05-data.Rmd

# Example Dataset {-}

## WASH Benefits Bangladesh Study {#wash} {-}

The example data come from a study of the effect of water quality, sanitation,
hand washing, and nutritional interventions on child development in rural
Bangladesh (WASH Benefits Bangladesh), a cluster randomized controlled trial
[@luby2018effect]. The study enrolled pregnant women in their first or second
trimester from the rural villages of Gazipur, Kishoreganj, Mymensingh, and
Tangail districts of central Bangladesh, with an average of eight women per
cluster. Groups of eight geographically adjacent clusters were block randomized,
using a random number generator, into six intervention groups (all of which
received weekly visits from a community health promoter for the first 6 months
and every 2 weeks for the next 18 months) and a double-sized control group (no
intervention or health promoter visit). The six intervention groups were:

1. chlorinated drinking water;
2. improved sanitation;
3. handwashing with soap;
4. combined water, sanitation, and handwashing;
5. improved nutrition through counseling and provision of lipid-based nutrient
   supplements; and
6. combined water, sanitation, handwashing, and nutrition.

In the handbook, we concentrate on child growth (size for age) as the outcome of
interest.

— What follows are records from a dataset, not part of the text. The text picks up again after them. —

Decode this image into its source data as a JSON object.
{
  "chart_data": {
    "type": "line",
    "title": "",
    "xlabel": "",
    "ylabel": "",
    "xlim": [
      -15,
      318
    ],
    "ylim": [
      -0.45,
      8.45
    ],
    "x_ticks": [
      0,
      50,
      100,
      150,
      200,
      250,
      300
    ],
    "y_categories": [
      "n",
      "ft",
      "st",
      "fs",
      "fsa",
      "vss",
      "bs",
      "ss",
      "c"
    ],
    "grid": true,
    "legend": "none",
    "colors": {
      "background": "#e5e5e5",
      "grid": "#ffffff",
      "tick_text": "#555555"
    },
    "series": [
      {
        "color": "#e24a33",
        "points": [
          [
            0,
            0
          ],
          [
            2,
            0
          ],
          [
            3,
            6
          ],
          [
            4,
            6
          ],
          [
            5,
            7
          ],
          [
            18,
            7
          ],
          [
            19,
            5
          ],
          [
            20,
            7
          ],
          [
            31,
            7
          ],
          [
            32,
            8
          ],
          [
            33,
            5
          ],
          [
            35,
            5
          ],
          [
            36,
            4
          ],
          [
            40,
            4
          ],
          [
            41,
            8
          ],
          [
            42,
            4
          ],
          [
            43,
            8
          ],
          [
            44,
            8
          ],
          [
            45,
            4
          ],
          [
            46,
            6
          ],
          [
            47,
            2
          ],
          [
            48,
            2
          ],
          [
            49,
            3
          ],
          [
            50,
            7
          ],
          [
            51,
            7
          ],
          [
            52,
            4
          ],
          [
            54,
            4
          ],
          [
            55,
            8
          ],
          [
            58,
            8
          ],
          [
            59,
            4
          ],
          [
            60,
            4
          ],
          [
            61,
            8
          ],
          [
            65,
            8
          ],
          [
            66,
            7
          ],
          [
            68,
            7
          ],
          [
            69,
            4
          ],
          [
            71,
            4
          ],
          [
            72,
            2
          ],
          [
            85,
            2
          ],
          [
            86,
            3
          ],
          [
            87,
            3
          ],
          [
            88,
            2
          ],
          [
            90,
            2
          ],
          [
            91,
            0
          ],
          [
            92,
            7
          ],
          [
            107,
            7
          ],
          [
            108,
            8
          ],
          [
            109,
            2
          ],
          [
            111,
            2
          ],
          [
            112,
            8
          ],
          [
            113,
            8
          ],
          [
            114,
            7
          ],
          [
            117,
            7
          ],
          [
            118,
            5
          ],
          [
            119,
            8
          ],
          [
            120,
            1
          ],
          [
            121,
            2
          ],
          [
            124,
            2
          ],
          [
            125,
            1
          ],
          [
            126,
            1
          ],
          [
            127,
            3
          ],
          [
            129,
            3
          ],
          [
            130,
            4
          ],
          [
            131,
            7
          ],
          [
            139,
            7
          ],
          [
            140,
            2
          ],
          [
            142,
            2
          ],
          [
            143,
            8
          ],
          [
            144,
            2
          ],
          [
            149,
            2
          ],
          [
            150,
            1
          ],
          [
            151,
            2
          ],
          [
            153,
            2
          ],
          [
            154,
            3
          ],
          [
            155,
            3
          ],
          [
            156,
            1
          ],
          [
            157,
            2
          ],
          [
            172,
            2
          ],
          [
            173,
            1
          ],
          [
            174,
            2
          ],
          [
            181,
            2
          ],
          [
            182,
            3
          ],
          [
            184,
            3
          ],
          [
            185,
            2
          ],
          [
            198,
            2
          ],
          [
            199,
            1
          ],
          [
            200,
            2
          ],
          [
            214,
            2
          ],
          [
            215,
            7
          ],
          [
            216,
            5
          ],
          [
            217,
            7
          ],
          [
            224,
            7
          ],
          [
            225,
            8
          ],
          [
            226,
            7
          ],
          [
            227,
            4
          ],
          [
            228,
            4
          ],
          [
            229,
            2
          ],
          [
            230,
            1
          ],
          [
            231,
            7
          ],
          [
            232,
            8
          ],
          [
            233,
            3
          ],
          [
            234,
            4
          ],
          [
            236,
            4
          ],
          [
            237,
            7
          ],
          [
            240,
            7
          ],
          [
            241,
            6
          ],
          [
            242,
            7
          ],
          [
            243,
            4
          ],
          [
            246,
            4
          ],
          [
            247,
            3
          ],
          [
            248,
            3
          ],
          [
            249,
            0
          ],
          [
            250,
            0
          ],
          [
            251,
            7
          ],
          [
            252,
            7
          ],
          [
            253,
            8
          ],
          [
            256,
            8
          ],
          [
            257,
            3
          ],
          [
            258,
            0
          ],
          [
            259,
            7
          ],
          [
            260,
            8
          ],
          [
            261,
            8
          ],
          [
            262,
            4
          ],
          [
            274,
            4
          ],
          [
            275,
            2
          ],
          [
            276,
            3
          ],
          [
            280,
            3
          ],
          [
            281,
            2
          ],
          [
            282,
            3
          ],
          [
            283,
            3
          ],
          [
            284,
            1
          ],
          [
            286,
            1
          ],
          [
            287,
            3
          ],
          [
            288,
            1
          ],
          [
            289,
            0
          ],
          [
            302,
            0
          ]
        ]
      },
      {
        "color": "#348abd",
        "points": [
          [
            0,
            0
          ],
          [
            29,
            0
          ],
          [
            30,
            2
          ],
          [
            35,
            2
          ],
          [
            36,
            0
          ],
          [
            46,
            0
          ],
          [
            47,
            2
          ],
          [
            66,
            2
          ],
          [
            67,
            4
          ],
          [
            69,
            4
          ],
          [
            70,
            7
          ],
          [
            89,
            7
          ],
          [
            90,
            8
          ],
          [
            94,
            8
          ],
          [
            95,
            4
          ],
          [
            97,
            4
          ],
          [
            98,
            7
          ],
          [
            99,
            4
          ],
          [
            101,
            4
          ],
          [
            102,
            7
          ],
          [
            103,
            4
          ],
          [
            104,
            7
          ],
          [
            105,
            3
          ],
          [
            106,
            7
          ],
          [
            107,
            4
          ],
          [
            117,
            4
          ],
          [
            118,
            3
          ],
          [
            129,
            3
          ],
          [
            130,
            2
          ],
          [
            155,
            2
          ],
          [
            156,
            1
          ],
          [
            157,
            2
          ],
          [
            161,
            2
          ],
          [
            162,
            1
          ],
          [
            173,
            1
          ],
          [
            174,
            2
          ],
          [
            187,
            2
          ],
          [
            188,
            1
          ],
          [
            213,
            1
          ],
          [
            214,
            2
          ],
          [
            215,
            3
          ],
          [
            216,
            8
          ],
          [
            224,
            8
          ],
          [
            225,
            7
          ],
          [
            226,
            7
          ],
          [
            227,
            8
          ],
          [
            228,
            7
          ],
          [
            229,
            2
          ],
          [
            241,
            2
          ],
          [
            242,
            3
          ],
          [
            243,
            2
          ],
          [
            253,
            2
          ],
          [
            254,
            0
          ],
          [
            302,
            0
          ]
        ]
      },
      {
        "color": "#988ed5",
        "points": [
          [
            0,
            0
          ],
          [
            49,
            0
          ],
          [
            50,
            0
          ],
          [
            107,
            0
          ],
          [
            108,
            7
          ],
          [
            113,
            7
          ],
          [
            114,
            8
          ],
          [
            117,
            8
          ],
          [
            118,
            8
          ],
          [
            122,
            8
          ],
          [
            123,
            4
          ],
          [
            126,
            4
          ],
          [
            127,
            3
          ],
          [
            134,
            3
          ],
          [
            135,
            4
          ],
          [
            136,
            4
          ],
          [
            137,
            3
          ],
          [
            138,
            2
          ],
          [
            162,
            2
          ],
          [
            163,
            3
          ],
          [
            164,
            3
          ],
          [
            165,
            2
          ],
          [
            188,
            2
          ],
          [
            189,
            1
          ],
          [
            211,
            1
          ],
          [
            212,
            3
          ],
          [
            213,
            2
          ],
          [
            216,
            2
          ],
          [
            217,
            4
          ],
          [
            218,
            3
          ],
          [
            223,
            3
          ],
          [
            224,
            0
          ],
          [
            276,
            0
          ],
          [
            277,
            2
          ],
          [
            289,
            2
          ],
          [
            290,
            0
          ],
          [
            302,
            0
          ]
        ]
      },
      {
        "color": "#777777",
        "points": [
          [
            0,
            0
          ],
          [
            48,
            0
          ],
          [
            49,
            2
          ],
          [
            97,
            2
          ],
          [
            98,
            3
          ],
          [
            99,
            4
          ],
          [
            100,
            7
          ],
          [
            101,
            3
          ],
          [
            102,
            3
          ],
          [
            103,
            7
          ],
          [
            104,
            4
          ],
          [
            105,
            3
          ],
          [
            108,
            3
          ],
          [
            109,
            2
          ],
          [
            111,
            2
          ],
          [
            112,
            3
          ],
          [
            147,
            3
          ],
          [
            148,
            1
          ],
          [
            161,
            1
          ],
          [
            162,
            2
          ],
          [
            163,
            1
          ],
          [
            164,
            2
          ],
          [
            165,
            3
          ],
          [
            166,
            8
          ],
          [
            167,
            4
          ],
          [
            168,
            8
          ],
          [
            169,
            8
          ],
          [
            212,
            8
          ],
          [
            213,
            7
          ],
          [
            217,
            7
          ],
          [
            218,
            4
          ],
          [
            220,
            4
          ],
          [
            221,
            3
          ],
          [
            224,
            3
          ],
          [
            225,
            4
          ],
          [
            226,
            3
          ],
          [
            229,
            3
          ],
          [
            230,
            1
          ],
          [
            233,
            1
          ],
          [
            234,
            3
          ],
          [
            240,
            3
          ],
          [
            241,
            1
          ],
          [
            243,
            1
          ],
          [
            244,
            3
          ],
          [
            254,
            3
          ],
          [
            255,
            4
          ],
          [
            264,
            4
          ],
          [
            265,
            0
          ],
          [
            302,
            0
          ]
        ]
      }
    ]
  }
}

For reference, this trial was registered with ClinicalTrials.gov under
registration number NCT01590095.

```{r load_washb_data_intro}
library(readr)
# read in data via readr::read_csv
dat <- read_csv(
  paste0(
    "https://raw.githubusercontent.com/tlverse/tlverse-data/master/",
    "wash-benefits/washb_data.csv"
  )
)
```
For instructional purposes, we start by treating the data as independent and
identically distributed (i.i.d.) random draws from a large target population. We
could account for the clustering of the data (within sampled geographic units),
but, we avoid these details in this handbook for the sake of clarity of
illustration.  Modifications of TL methodology for biased samples, repeated
measures, and related complications, are readily available.

We have `r ncol(dat)` variables measured, of which a single variable is set to
be the outcome of interest. This outcome, $Y$, is the weight-for-height Z-score
(`whz` in `dat`); the treatment of interest, $A$, is the randomized treatment
group (`tr` in `dat`); and the adjustment set (potential baseline confounders),
$W$, consists simply of *everything else*. This results in our observed data
structure being $n$ i.i.d.  copies of $O_i = (W_i, A_i, Y_i)$, for $i = 1,
\ldots, n$.

Using the [`skimr` package](https://CRAN.R-project.org/package=skimr), we can
quickly summarize the variables measured in the WASH Benefits data set:

```{r skim_washb_data, results="asis", echo=FALSE}
library(skimr)
# optionally disable sparkline graphs for PDF output
if (knitr::is_latex_output()) {
  knitr::kable(skim_no_sparks(dat), format = "latex")
} else {
  skim(dat)
}
```
A convenient summary of the relevant variables appears above, complete with a
sparkline visualizations describing the marginal characteristics of each
covariate. Note that the *asset* variables reflect socioeconomic status of the
study participants. Notice also the uniform distribution of the treatment groups
(with twice as many controls) -- this is, of course, by design.